Hormone levels are different, metabolism is different, and food requirements are different. People feel hungry at different times. Men’s bodies and metabolism are different from women’s.

One thing is constant, the need to eat when your body calls for food. The perfect time to eat is when you first feel the hunger pangs.

Where emotional eating and food addiction are concerned, the importance of eating when you are hungry is critical. If you miss your chance to eat because the meeting  or phone call lasted too long, or you couldn’t get out of some stupid conversation, you’re in for trouble.

Your body will give you a 15 to 30-minute pass and when that’s gone, panic sets in. If the body engaged in self-talk perhaps it would ask, “Am I going to get anything to eat? I’m hungry. How will I survive? Did they forget about me?”

And then the talkback. “Oh, I have an idea. Let’s store some fat just in case they never feed me again. Yeah, that’s the ticket, we’ll pack it on the gut and thighs and rear”.
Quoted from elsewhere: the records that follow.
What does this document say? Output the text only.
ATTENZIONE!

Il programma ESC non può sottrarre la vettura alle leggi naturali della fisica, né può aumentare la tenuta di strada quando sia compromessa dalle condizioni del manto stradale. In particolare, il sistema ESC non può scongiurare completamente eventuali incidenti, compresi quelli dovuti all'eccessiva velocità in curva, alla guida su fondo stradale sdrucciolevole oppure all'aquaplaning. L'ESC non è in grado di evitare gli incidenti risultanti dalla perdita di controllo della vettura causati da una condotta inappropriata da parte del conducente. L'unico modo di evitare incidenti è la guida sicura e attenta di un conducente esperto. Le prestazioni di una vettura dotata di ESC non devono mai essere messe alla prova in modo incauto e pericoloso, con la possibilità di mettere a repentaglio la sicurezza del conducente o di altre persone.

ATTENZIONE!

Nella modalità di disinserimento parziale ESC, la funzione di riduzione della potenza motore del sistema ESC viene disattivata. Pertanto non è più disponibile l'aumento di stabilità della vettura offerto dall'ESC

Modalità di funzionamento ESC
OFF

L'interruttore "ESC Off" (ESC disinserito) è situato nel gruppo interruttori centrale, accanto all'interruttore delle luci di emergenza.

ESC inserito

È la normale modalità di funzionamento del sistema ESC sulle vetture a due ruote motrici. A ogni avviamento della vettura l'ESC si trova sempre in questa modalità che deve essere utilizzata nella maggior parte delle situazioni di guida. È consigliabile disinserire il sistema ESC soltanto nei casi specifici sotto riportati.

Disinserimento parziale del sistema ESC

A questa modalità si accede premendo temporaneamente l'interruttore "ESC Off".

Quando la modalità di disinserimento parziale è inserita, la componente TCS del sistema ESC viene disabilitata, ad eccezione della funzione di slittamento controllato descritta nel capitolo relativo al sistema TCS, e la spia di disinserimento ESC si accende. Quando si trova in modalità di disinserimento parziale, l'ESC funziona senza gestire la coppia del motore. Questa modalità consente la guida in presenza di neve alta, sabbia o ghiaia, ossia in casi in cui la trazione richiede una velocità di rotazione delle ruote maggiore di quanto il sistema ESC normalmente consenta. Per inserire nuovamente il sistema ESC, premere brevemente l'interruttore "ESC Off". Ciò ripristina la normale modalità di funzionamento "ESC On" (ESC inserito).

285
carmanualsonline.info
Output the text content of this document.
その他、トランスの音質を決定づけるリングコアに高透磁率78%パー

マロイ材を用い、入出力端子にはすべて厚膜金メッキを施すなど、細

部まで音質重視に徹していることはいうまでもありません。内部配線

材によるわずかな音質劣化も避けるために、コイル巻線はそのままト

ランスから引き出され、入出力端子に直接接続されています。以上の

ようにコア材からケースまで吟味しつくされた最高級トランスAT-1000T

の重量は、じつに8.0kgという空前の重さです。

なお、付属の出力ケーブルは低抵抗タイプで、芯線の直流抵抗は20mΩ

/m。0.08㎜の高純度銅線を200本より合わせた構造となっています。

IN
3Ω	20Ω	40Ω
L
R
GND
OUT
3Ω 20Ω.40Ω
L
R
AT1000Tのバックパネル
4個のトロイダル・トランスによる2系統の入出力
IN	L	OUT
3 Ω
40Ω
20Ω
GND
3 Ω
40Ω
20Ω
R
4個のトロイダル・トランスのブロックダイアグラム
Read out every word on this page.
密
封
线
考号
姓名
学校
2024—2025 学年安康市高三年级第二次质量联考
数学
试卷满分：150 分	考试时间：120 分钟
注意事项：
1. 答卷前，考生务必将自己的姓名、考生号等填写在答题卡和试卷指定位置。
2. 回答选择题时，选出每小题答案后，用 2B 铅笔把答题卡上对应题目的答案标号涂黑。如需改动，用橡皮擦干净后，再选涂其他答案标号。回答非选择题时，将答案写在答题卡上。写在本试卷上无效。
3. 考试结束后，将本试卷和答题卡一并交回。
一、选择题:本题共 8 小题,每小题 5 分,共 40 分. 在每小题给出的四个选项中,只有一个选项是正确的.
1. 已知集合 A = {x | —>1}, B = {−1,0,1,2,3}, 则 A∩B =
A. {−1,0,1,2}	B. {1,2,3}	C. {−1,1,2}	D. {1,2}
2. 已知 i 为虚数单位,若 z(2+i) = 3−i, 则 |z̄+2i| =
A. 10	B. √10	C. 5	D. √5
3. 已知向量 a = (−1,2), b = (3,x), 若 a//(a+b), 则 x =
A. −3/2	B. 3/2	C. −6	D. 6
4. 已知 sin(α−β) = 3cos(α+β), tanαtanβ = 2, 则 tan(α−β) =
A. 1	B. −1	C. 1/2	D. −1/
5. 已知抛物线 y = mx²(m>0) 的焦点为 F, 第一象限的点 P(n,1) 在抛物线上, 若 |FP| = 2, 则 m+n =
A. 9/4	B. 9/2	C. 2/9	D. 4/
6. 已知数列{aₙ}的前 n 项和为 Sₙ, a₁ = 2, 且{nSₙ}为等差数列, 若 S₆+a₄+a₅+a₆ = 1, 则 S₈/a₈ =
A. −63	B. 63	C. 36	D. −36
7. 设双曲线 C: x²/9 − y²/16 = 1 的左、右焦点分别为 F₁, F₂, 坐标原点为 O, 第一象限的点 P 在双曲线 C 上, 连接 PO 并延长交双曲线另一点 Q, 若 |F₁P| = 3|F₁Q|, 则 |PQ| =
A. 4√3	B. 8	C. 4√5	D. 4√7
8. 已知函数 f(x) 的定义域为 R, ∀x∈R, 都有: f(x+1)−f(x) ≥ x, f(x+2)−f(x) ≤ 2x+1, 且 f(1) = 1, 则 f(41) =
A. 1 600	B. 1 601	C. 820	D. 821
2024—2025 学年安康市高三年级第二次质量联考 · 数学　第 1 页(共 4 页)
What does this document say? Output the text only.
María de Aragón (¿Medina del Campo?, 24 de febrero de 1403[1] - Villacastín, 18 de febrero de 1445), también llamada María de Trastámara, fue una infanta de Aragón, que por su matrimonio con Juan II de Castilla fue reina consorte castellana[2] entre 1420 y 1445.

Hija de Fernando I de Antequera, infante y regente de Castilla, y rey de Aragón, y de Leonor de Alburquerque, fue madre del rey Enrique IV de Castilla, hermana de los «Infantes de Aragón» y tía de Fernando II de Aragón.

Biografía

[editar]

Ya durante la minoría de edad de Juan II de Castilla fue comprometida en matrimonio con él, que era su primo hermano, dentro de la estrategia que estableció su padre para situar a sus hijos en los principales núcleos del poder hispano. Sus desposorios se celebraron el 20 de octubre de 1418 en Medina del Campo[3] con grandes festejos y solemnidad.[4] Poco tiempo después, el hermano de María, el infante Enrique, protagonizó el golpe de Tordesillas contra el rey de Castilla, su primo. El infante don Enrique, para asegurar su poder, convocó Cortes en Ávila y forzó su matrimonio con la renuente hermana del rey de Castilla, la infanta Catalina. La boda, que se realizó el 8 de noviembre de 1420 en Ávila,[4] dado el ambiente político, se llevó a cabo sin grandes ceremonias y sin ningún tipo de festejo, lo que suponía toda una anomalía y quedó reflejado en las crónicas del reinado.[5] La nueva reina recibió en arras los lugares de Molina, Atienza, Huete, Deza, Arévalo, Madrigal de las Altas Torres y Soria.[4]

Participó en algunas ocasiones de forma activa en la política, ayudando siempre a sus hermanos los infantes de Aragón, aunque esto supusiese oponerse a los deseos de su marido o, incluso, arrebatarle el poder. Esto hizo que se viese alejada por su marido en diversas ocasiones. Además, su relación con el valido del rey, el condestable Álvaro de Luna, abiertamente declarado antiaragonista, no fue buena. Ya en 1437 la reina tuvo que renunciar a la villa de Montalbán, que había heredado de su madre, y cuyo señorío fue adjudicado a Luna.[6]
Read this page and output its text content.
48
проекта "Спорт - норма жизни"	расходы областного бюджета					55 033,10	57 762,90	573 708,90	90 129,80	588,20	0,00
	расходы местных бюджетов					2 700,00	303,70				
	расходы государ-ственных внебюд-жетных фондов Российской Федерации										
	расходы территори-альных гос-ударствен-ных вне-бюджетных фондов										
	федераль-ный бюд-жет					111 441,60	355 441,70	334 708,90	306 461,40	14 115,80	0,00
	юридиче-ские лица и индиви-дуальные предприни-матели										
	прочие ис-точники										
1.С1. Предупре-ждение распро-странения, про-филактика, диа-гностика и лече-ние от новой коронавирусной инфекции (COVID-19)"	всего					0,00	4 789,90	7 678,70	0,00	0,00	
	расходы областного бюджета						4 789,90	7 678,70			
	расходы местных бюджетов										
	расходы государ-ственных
Then, by the time you do eat,  you feel like you’re starving and your hormones are going nuts, so you eat but the hunger isn’t satisfied, so you keep eating and overeating. Eventually, your blood sugar balances out and you don’t feel hungry any more.

Instead, you feel stuffed and bloated, and very uncomfortable. If this pattern is repeated often enough, you will lose touch with your body’s nutritional needs and eat just to be eating.

It is precisely at times like these that we eat fatty fried foods, cheeses, breads, and high-sugar desserts and snacks. The resulting discomfort is stressful, and the tendency toward emotional eating is greater.

The best remedy in this case is to eat when you’re hungry. Take some food with you so you’ll be prepared. An apple with peanut butter, a tuna fish, turkey, chicken or egg salad sandwich with some pickle and lettuce works well and tastes great.

With so many other things to stress us out, this is one thing that can make it all better. And just wait until you see how much more energy you have.